During an e-mail interview with the Central News Agency (CNA) earlier this month, in which the expected benefits of the Economic Cooperation Framework Agreement (ECFA) signed by Taipei and Beijing were discussed, WTO Director-General Pascal Lamy was quoted as referring to Taiwan not by its official designation at the trade organization, but rather as “Chinese Taipei.”
Wire searches returned the key two entries — one, the original interview in English, and the other a Chinese translation of that interview.
In the English article, titled “ECFA will help Taiwan integrate into global economy: WTO,” CNA quotes Lamy as saying: “Now, the ECFA is an important initiative in this endeavor and we think it could considerably improve cross-strait relations and can be very important for ensuring the competitiveness of domestic industries and further integrate Chinese Taipei into the world economy.”
Meanwhile, the Chinese version avoided direct mention of the national title [「現在，ECFA在這些努力中是一個重要作為，我們認為可以相當程度地改善兩岸關係，對確保國內產業競爭力及進一步納入世界經濟也是非常重要」].
I have since learned from a contact at CNA that throughout the interview, CNA reporters always referred to Taiwan as “Taiwan,” while Lamy invariably referred to it as “Chinese Taipei.” He did not even use Taiwan’s official name as a WTO member, the (admittedly tongue-twisting) Separate Customs Territory of Taiwan, Penghu, Kinmen and Matsu, or a more convenient shorthand, such as Republic of China.
The CNA reporters’ insistence on referring to Taiwan by its proper name, and use of the word Taiwan in its headlines, is commendable, especially in light of the pro-KMT management at the top of the news organization.
The CNA sources also say that “Chinese Taipei” is the name the WTO usually uses in interviews and documents. The WTO Web site’s list of 153 members uses the designation “Chinese Taipei,” although in alphabetical terms it falls under “T.”
The “Chinese Taipei” page, meanwhile, refers to Taiwan as the “Separate Customs Territory of Taiwan, Penghu, Kinmen and Matsu (Chinese Taipei) and the WTO,” with most links to articles and documents using “Chinese Taipei.”
The “Chinese Taipei” designation is obviously a concession on the part of the WTO to please Beijing, and raises questions about the world body’s ability to properly “review” the ECFA documents that, once translated into English, Taipei and Beijing will be submitting to it.
By its mandate, the WTO should be treating Taiwan and China as two distinct, sovereign entities in ensuring that the ECFA respects WTO regulations.
However, the organization’s fuzziness on Taiwan’s name and ostensible willingness to yield to pressure from Beijing highlights the very real possibility that in reviewing the ECFA, the WTO could regard the matter as a domestic one, or at minimum be extremely reluctant to raises issues with some of the clauses.
Either way, this bodes ill for Taiwanese sovereignty, even if only at the symbolic level.
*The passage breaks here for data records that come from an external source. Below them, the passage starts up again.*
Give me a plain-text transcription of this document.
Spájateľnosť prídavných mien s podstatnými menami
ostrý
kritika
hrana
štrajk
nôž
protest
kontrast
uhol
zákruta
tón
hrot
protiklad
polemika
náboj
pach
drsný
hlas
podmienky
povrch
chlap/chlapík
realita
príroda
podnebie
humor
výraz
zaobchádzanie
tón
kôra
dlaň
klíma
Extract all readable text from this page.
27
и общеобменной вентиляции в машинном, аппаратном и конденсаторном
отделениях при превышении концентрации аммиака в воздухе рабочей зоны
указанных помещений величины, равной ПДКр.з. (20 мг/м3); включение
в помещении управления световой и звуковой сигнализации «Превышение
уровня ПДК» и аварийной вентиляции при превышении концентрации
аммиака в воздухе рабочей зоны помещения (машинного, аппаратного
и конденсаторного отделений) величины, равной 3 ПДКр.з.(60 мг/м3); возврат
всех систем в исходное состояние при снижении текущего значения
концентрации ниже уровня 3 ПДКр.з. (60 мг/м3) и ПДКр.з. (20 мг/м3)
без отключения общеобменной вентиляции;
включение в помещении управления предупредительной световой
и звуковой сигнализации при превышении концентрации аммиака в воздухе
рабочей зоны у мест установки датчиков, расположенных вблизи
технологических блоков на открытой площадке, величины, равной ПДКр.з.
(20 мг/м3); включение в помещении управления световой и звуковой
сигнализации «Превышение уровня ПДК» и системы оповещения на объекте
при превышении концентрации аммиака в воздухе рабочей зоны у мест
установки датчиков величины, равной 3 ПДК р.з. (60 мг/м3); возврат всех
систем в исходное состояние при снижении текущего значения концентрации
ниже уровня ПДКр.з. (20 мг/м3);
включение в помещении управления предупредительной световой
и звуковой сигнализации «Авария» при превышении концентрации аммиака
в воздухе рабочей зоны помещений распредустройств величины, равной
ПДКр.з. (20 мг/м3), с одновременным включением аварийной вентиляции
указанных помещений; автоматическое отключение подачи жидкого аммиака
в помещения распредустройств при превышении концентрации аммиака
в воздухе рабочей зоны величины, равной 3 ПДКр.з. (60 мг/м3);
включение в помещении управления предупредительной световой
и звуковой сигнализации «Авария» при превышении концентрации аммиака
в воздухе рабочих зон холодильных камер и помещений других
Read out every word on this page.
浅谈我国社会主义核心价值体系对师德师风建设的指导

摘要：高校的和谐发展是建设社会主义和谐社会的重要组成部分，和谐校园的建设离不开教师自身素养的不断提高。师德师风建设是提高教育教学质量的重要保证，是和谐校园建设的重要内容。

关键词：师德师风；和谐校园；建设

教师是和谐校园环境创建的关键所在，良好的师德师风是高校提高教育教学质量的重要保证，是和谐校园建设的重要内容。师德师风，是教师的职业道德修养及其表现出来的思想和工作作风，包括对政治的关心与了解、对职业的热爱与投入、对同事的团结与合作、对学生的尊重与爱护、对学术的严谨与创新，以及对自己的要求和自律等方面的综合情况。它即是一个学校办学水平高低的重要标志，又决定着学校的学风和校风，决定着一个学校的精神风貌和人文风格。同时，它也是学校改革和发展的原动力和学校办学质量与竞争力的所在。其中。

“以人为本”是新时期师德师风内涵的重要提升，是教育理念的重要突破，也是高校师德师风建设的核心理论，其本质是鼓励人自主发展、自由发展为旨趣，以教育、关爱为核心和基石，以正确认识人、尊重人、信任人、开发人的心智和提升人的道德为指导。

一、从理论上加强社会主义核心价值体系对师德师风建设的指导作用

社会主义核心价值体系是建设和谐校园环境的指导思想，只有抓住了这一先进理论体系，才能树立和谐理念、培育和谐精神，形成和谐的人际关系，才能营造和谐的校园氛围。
Some Taiwanese media have already speculated that at a more personal level, Lamy regards the deal as a domestic one.
If Lamy’s were the guiding policy at the WTO, then the body’s “review” of the ECFA would be meaningless, as the WTO can only intervene in trade matters involving two sovereign states.
E-mails to Mr. Lamy’s office went unanswered.
J. Michael Cole is deputy news editor at the Taipei Times.